Large Language Models (LLMs) trained on large corpora of texts have attracted significant attention in recent years with their ability to solve tasks with few supervised examples. These few-shot models have shown state-of-the-art success across NLP tasks (Entity Recognition), language translation, standardized exams (SAT, AP exams, Medical Knowledge), coding challenges (LeetCode), as well as in subjective domains such as chatbots. All of these domains involve bootstrapping a single LLM referred to as a foundation model with examples of specific knowledge from the associated task. The process of updating a model with limited domain-specific data is known as fine-tuning. However, the costs of accessing, fine-tuning and querying foundation models to perform new tasks are large. Given these costs, access to performant LLMs has been gated behind expensive and often proprietary hardware used to train models, making them inaccessible to those without substantial resources.


Our goal is to democratize access to language models and address three major issues:

  1. Lack of transparency around model training methods leads to a majority of models being not reproducible.
  2. The absence of a standard benchmark to evaluate these models side-by-side.
  3. Insufficient access to dedicated hardware prevents widespread availability and usage of these models.
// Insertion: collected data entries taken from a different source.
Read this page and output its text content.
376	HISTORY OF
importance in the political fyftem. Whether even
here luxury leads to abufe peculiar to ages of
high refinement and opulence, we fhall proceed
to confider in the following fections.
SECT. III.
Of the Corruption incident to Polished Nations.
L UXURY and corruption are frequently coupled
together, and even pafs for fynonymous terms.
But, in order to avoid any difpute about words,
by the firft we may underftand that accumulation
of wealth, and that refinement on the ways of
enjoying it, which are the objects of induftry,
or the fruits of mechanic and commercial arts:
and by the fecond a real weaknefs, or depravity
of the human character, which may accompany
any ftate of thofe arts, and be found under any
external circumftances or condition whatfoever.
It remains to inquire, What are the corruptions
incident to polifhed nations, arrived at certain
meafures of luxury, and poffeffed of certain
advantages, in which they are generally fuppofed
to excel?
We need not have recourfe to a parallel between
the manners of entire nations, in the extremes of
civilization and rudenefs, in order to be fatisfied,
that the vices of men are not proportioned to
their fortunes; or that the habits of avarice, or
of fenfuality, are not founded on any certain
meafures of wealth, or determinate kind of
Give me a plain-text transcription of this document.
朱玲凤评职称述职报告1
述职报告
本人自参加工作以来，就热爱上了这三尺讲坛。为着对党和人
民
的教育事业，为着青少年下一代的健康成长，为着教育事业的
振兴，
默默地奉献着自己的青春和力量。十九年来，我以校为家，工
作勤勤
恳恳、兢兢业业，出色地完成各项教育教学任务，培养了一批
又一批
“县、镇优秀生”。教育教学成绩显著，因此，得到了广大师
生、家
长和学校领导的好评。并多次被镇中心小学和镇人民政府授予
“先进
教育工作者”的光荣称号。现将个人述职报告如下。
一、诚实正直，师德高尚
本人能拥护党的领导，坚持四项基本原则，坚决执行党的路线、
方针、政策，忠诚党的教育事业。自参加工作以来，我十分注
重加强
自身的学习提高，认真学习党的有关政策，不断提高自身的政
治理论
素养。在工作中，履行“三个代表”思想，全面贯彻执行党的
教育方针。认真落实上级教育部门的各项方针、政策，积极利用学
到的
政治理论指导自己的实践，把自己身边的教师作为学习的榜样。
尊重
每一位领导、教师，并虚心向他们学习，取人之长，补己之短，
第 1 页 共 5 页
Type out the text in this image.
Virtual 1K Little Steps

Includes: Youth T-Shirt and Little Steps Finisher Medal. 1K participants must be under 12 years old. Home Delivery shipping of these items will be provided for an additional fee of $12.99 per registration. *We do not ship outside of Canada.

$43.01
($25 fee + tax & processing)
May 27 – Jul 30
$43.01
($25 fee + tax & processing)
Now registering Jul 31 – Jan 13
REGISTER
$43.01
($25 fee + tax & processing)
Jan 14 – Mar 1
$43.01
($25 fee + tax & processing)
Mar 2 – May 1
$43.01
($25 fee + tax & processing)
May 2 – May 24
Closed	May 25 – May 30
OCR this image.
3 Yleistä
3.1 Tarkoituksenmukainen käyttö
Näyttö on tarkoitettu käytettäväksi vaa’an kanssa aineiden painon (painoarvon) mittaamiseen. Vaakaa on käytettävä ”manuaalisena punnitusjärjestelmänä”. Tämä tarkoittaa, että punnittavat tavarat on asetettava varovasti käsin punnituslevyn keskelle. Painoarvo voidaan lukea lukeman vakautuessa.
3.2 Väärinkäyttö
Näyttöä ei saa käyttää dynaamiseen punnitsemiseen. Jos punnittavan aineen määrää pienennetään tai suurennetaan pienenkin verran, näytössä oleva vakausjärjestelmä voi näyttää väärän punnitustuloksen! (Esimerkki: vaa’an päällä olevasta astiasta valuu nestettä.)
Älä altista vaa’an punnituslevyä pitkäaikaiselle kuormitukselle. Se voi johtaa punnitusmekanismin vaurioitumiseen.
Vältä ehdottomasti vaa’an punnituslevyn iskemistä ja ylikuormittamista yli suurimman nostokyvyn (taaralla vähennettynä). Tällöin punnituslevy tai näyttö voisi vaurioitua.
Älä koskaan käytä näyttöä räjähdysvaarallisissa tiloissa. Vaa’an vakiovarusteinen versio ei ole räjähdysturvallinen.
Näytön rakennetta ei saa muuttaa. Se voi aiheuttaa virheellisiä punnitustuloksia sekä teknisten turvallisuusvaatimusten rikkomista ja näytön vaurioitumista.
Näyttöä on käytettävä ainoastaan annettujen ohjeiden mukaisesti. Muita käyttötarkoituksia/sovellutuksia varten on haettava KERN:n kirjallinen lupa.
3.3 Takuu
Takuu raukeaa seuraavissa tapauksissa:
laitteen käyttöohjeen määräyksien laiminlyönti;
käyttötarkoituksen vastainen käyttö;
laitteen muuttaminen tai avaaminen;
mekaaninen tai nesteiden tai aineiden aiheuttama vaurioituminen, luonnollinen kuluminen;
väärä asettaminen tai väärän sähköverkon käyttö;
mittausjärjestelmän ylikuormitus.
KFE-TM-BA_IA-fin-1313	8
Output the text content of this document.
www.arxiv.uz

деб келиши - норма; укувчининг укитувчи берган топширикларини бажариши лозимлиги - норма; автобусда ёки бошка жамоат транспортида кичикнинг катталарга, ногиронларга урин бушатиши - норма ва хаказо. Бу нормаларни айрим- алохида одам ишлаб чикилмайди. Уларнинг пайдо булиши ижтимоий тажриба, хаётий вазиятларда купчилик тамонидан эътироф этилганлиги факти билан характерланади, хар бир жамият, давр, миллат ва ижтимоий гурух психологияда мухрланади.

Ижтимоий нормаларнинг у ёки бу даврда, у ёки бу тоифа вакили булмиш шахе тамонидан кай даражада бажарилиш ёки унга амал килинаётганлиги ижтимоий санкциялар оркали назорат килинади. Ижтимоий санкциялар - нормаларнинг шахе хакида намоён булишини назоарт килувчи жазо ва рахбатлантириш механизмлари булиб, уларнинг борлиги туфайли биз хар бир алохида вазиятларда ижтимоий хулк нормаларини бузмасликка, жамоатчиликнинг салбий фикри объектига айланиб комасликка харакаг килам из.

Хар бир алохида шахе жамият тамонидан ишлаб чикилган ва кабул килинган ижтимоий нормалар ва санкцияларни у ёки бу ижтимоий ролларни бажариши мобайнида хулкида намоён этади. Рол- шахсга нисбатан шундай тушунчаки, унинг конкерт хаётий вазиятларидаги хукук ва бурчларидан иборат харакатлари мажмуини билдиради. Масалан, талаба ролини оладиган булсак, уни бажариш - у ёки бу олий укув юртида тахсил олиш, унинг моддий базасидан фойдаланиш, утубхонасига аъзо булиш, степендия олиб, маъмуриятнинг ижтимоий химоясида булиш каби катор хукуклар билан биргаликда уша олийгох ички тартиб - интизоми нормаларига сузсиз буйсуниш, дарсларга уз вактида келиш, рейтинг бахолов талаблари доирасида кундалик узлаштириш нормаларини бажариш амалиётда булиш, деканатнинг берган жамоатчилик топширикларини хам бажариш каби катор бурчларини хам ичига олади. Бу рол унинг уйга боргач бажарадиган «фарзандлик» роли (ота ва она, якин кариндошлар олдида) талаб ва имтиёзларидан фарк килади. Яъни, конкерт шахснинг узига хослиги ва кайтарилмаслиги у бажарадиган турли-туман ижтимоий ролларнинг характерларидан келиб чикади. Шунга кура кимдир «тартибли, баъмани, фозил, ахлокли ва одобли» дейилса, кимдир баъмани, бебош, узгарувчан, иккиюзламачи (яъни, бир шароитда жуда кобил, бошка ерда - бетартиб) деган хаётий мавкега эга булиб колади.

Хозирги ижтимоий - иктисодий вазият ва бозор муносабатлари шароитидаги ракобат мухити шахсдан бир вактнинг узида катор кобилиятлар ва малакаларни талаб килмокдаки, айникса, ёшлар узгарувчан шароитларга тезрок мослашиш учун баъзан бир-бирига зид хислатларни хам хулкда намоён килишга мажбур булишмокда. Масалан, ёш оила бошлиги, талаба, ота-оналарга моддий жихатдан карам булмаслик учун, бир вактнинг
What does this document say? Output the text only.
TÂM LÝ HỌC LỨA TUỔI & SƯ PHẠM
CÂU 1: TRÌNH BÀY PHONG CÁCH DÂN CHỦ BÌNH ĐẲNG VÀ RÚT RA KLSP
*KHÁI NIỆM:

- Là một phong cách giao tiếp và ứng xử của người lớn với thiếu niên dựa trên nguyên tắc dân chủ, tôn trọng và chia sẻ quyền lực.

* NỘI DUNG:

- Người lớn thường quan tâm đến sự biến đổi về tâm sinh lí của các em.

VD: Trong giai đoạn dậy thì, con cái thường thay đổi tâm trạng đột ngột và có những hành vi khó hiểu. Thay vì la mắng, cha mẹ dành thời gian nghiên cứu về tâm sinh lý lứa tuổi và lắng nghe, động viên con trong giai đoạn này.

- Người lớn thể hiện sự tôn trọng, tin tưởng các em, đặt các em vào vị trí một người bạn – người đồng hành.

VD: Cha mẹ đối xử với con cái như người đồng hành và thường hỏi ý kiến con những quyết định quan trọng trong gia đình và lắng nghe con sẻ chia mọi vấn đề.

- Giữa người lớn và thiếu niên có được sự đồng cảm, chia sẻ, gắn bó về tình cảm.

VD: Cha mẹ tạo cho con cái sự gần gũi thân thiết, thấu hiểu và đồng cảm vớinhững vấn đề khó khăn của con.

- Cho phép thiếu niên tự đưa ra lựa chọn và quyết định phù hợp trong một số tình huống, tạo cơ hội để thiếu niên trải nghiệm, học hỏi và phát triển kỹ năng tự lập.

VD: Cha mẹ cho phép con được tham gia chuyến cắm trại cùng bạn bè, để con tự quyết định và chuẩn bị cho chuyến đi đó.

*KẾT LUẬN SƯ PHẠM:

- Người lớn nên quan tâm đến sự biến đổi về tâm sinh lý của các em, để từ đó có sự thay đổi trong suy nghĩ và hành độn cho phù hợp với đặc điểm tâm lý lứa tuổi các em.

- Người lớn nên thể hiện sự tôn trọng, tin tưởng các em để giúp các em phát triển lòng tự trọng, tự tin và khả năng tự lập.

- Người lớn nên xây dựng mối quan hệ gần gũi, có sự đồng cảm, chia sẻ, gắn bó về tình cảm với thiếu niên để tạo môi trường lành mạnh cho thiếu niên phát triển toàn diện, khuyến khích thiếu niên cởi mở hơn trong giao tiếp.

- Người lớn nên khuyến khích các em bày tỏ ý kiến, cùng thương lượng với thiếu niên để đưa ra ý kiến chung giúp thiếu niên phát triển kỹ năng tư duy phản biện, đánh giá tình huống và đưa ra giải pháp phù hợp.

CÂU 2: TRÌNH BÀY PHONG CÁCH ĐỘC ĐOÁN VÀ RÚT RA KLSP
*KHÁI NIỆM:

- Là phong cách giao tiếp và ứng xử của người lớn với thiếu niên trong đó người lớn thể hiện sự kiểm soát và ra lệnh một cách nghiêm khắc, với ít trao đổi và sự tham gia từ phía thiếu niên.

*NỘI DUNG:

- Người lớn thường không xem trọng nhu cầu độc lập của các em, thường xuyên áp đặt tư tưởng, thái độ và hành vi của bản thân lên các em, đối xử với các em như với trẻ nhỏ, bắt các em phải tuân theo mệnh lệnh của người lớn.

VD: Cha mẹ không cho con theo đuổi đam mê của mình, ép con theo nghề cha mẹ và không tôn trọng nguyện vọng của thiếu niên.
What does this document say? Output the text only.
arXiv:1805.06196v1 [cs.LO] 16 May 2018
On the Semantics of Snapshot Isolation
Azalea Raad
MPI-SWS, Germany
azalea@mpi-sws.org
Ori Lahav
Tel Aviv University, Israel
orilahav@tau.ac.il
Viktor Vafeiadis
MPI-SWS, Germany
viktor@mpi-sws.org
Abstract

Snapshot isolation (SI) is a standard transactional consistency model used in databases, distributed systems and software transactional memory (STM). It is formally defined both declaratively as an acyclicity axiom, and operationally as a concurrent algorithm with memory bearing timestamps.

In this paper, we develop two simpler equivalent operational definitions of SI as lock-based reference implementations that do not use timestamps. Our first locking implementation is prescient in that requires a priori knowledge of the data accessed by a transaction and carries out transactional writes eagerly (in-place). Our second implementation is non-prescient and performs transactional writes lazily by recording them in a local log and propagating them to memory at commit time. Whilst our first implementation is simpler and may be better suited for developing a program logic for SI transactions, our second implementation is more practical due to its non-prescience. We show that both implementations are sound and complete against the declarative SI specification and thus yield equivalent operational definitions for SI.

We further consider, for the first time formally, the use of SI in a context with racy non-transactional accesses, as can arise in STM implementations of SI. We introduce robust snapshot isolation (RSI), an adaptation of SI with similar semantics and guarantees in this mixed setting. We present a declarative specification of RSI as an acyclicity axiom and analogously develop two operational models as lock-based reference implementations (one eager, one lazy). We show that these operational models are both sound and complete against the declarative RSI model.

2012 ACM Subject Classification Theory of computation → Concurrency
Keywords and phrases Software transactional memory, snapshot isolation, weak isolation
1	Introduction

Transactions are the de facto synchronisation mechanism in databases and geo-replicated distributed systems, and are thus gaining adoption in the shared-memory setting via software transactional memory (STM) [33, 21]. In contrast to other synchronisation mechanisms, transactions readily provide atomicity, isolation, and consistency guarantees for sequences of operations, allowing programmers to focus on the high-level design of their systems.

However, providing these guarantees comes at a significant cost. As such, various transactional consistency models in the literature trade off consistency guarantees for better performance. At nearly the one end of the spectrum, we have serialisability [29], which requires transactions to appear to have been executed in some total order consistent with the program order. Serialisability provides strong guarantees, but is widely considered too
Here we present a LLM efficiency challenge, to tackle these three challenges and democratize access to state of the art LLMs. Specifically, we introduce a challenge for the community to adapt a foundation model to specific tasks by fine-tuning on a single GPU of either 4090 or A100 (40GB) within a 24-hour (1-day) time frame, while maintaining high accuracy for these desired tasks. Beyond providing a suite of evaluation tasks, we will perform extensive analysis on each submission to study accuracy and computational performance tradeoffs at commodity hardware scales. The outcome of this competition is to distill the insights and lessons into a set of well documented steps and easy-to-follow tutorials. The ML community will have documentation on how to achieve the same performance as winning entries, which will serve as the starting point to help them build their own LLM solutions.